Numerous obituaries published this week have described the many activities in which Sir Sigmund participated and the leadership positions he held in the Jewish community in Great Britain and worldwide. His contributions to the field of interreligious relations and philanthropy have been deservedly praised. Here I would like to share some personal memories of the many contacts with "Sigi", as his friends knew him.
Sigmund Sternberg was born in Budapest and barely escaped the abomination of the Shoah by emigrating to London in 1939. There he became a successful businessman. But alerted by the experiences of his younger years in Hungary, he started to use the fortune he amassed in business to improve the relations between Jews and Christians. In the late 1970s he became involved with the International Council of Christians and Jews, most probably through the good services of his faithful interfaith companion, Ruth Weyl of blessed memory, who was fully involved in the work of the ICCJ.
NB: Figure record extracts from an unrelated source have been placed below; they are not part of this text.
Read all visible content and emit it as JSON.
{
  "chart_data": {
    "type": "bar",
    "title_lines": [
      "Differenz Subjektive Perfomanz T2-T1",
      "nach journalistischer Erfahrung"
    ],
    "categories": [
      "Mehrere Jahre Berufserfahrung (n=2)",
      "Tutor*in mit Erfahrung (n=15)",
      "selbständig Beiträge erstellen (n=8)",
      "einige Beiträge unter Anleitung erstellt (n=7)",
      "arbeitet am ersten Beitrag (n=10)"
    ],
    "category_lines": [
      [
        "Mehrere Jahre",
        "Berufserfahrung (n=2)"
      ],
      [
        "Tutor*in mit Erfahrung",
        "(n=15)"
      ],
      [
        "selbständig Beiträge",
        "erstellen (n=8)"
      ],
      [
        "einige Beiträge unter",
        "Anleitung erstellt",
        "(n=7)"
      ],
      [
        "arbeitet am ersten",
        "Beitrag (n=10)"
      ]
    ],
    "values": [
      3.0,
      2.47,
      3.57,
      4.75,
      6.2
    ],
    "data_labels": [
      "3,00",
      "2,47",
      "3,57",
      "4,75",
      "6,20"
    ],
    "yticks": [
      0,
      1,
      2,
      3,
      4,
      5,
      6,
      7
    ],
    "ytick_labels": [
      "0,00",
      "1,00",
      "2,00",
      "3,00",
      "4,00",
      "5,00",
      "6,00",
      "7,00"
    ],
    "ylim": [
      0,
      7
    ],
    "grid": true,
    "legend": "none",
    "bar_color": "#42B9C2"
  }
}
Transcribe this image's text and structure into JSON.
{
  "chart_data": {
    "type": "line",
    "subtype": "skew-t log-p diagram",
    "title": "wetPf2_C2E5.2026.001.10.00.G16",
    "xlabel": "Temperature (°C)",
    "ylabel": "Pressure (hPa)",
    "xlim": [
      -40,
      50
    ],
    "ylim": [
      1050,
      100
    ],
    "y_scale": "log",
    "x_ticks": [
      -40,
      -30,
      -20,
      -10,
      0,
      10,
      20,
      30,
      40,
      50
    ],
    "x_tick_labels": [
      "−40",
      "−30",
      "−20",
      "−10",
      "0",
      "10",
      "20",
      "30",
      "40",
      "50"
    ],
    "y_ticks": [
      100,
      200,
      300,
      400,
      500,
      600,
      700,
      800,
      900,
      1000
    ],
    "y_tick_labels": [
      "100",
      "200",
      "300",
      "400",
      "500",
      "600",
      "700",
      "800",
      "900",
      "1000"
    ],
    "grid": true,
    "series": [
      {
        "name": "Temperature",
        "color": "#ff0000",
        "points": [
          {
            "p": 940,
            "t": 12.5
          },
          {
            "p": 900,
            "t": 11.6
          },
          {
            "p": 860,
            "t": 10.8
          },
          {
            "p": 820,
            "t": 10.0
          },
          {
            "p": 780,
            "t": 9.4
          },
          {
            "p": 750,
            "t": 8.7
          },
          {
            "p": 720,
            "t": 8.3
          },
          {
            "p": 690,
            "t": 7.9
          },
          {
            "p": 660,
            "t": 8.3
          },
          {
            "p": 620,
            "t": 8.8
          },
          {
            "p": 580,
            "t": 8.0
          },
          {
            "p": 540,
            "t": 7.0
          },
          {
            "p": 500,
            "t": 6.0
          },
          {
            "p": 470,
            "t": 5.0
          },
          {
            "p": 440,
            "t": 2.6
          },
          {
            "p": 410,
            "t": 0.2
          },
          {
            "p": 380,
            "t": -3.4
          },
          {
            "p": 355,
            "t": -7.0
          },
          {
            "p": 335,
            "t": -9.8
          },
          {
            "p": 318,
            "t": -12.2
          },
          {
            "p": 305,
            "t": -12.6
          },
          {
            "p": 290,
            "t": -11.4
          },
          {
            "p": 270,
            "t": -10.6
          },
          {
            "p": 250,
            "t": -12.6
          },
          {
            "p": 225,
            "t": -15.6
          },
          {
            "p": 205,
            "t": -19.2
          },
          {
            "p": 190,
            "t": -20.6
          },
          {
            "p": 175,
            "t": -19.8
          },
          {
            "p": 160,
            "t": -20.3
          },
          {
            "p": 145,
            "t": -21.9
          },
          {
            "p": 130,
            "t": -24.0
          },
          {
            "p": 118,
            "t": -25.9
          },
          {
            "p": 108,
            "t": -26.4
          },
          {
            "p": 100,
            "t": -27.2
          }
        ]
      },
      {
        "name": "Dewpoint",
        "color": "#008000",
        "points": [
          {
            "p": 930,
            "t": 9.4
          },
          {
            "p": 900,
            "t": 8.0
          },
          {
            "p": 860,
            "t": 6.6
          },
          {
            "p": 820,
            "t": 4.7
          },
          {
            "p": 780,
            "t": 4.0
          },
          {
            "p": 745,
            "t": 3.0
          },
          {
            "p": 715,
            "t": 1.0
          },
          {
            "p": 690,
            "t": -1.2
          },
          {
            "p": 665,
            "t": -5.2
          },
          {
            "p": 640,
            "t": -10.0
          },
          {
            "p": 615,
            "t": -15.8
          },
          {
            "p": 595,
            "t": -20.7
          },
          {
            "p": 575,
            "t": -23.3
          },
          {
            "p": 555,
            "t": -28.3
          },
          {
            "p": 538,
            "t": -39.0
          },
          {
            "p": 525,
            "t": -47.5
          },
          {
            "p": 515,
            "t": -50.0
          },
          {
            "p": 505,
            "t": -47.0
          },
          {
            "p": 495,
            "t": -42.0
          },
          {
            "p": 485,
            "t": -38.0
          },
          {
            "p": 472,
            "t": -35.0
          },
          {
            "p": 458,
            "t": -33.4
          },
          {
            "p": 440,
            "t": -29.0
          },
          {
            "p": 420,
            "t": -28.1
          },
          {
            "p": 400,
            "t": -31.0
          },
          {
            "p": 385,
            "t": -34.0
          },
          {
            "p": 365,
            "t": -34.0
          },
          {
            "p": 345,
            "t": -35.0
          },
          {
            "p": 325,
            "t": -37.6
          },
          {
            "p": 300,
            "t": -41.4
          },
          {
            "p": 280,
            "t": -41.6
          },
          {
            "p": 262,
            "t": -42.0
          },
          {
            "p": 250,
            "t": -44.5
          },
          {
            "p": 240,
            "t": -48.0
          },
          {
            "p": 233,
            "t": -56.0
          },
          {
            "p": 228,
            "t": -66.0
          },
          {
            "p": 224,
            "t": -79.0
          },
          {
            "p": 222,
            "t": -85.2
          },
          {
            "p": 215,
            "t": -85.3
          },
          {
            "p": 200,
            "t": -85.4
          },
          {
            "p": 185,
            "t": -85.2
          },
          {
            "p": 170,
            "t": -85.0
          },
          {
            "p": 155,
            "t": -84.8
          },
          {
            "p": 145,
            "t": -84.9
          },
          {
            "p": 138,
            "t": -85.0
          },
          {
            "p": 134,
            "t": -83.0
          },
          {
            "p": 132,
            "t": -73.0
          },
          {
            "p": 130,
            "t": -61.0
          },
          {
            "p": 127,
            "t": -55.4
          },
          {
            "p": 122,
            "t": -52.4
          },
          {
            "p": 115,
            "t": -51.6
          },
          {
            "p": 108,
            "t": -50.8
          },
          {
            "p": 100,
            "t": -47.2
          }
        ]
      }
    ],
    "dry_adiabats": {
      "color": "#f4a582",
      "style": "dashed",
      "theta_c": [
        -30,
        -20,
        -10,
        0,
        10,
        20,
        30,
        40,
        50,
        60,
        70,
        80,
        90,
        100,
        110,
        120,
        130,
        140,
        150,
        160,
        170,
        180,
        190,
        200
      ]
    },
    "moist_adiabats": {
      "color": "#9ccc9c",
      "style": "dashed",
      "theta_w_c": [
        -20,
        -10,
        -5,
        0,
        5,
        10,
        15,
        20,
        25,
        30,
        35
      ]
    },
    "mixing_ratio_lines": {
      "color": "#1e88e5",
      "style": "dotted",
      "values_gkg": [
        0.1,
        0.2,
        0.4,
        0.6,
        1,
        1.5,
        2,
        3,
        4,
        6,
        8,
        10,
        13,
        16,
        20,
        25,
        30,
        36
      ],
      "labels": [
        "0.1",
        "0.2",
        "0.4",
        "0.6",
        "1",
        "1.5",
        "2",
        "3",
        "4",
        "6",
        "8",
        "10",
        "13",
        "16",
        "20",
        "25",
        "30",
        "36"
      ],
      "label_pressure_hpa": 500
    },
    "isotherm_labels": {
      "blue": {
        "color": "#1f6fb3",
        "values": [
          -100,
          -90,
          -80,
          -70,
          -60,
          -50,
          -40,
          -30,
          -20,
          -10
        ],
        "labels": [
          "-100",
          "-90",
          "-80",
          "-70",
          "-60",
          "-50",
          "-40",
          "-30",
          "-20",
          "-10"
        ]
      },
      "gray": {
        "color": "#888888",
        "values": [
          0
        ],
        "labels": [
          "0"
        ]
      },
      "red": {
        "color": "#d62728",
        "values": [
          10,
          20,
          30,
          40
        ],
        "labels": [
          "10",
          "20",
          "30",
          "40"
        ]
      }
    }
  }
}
In 1979 Sigi became Chairman of the Executive Committee of the ICCJ and his beneficence was instrumental in giving the organization fiscal stability. On the other hand, his leadership role in the ICCJ sometimes assisted him in his diplomatic and political activities on behalf of the Jewish community.
After a major restructuring of the ICCJ in 1998, Sigi became the ICCJ’s official patron. From then on he financially supported many of the ICCJ’s projects and initiatives, thereby enabling them to succeed in the work of Christian-Jewish understanding to which he was so intensely dedicated.
At the Annual Meeting in 1998 when he was appointed Patron, it was also decided to admit the London-based Three Faiths Forum as an ICCJ member which was founded in 1997 by Sir Sigmund, the Anglican Dr Marcus Braybrooke and the Muslim Dr Zaki Badawi.
The visionary Sir Sigmund had strongly insisted on opening the horizon of Jewish-Christian Dialogue to trilateral encounters and was significantly involved when the ICCJ decided to establish its trilateral branch, the International Abrahamic Forum. It was Sigi's conviction that both encounters – Jewish-Christian relations and Jewish-Christian-Muslim relations – deserve the same relevance in our societies nowadays.
During the London meeting of the ICCJ Executive Board, early in the spring of 2013, we visited Sigi at his home. His beloved Lady Hazel, who would predecease him in 2014, also was present. The then ICCJ President Dr Debbie Weissman (see picture: Sir Sigi and Debbie Weissman) gave him on behalf of all of us a gift as a token of our gratitude for his lifelong commitment to interreligious dialogue.
I think of Sigi often when I see on my bookshelf Emma Klein’s biography, The Knight with Many Hats. On the title page it reads: "With gratitude for your friendship and support." - Sir Sigmund Sternberg.
May his name be for a blessing. May the perpetual light shine upon him.